Старик скрылся за дверью.

Когда пакет обошел всех и попал в руки Никитки, мальчик предложил:

— Прочту-ка я…

— Нельзя! — испуганно вскрикнул отец и вырвал у него пакет.

Снова он уставился на сургучные печати, но в конце концов протянул конверт сыну и сказал:

— На, попробуй прочесть. Только печати не ломай.

Все принимали живейшее участие во вскрывании пакета, стараясь сделать это как можно осторожнее, чтобы не повредить печати, и переговаривались при этом почему-то шепотом.

Мальчик медленно, с остановками, прочел следующие слова, написанные корявым крупным почерком:


— «Инородцу Егору, сыну Лягляра. Ваш покос Дулгалах я передаю Семену Веселову.

Староста наслега Иван Сыгаев».


Ниже была приложена печать наслежного старосты, закопченная над горящей берестой.

Итак, кочкарник Дулгалах — все, чем жили Ляглярины, переходит к Семену Веселову… Отныне не будет и тех немногих копен сена, которые собирали они на своем жалком наделе.

Второй раз прочли бумагу, третий раз прочли — все было одно и то же.

— Эх, не следовало принимать пакет! — рассуждали бедные люди. — А раз приняли, значит придется выполнять!.. Сердце чуяло, что князь ничего хорошего не пришлет. Но кто мог думать, что он напишет такое!

И на другой день и на следующий Егордан по нескольку раз доставал пакет и заставлял сына снова читать бумагу. Он надеялся, что, быть может, Никитка прочтет иначе: авось парень ошибся на одно, самое нужное слово. Но все выходило по-прежнему: Дулгалах передается Семену.

На третий день вечером Егордан долго сидел крепко задумавшись. Внезапно он выпрямился и сказал с решимостью:

— Толстобрюхий и взаправду передал наш покос Семену! Но я им не сдамся, раньше выкошу — вот и все… Пусть делают со мной что хотят…

Появившийся вскоре Семен еще в дверях грозно спросил:

— Ну, господин важный, прочитал ты грамотку?

— Прочитал. Он велит отдать Дулгалах. Никак в толк не возьму, что это значит.

— Я тебе указы объяснять не стану. Одно могу сказать— нет у меня таких прав, чтобы ослушаться княжеского распоряжения. Если он сказал мне «бери», я, конечно, возьму.

— А я не отдам покос! Как мы будем жить, столько душ…

— Пашню не отдаешь?! Покос не отдашь?! Да откуда у тебя такой норов! — закричал Семен. Волнуясь, он вытащил из кармана табакерку, но тотчас же сунул ее обратно.

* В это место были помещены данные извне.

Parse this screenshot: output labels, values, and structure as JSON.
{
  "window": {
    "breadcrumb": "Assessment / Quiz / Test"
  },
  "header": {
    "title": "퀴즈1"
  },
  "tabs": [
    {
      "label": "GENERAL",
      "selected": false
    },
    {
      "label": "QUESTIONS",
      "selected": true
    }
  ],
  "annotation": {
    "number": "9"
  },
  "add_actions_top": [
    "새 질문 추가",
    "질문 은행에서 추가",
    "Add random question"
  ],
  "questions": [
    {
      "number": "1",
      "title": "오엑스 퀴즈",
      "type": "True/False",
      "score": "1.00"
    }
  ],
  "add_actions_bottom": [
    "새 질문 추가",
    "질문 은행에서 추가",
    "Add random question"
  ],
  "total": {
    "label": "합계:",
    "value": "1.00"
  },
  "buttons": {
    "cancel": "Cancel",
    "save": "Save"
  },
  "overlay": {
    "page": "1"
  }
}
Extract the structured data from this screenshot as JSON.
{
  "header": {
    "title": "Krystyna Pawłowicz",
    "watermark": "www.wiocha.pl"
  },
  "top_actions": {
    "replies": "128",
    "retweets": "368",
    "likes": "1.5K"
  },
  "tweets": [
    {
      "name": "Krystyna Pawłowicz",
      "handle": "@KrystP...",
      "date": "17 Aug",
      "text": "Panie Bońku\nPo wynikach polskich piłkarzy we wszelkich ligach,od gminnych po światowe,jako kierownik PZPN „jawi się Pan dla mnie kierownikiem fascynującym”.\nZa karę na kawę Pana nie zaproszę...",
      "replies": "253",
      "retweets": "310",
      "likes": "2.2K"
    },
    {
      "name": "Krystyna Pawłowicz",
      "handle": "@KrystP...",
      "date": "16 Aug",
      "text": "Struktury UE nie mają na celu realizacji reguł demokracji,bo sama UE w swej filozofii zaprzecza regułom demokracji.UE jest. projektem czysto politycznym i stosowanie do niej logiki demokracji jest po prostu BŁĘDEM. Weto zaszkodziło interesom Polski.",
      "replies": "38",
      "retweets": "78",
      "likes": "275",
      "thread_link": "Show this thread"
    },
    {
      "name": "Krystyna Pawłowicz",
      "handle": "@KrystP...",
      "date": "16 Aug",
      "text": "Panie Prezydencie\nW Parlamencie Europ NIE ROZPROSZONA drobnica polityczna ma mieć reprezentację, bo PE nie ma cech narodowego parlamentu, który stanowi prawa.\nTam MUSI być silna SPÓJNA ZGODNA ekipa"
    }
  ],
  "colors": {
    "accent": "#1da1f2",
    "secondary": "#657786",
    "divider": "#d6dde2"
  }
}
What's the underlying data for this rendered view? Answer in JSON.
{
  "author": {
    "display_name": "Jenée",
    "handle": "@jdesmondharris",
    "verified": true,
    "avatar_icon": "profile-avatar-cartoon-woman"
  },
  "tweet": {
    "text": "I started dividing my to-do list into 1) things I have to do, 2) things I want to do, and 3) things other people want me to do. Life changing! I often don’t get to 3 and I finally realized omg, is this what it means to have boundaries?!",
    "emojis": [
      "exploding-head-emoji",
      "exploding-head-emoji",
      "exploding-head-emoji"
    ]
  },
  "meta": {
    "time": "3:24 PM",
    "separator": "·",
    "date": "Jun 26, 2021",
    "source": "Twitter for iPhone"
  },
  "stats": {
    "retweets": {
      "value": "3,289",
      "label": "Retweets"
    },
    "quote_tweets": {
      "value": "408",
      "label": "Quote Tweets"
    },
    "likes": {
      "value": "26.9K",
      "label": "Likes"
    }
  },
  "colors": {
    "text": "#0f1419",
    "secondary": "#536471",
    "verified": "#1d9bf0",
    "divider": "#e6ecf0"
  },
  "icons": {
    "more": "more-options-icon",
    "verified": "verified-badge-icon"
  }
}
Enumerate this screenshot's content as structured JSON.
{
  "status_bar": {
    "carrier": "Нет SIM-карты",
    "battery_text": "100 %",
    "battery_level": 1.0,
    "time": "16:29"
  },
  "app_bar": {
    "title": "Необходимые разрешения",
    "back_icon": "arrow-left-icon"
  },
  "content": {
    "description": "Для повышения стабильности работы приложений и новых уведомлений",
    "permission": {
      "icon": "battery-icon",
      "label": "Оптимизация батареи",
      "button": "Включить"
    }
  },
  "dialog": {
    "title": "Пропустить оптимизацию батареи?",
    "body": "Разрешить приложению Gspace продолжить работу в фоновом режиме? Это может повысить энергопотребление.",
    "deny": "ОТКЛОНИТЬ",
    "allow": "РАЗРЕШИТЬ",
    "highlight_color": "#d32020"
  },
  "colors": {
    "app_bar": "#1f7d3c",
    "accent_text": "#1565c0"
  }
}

— Ты сам знаешь, как я беден. Да и детишки вот… Не отдам я покос!

— Коли так, принесу тебе завтра похлеще указ, — пригрозил Семен и сердито хлопнул дверью.

— Вот тоже повадился! Он нам теперь житья не даст. Ой, беда, ой горе!

Назавтра, как только встали, снова появился Семен. Сняв в дверях шапку, он опять извлек из нее пакет, но уже с изображением трех утиных перьев. Неся конверт в протянутой руке, Семен зловеще сказал:

— На, господин хороший, прими указ своего князя! Это вторая его грамотка. Подкрепить, значит, первую.

— Не приму, ни за что не приму! Какой бы грозный указ ни был, а не страшнее моей нужды.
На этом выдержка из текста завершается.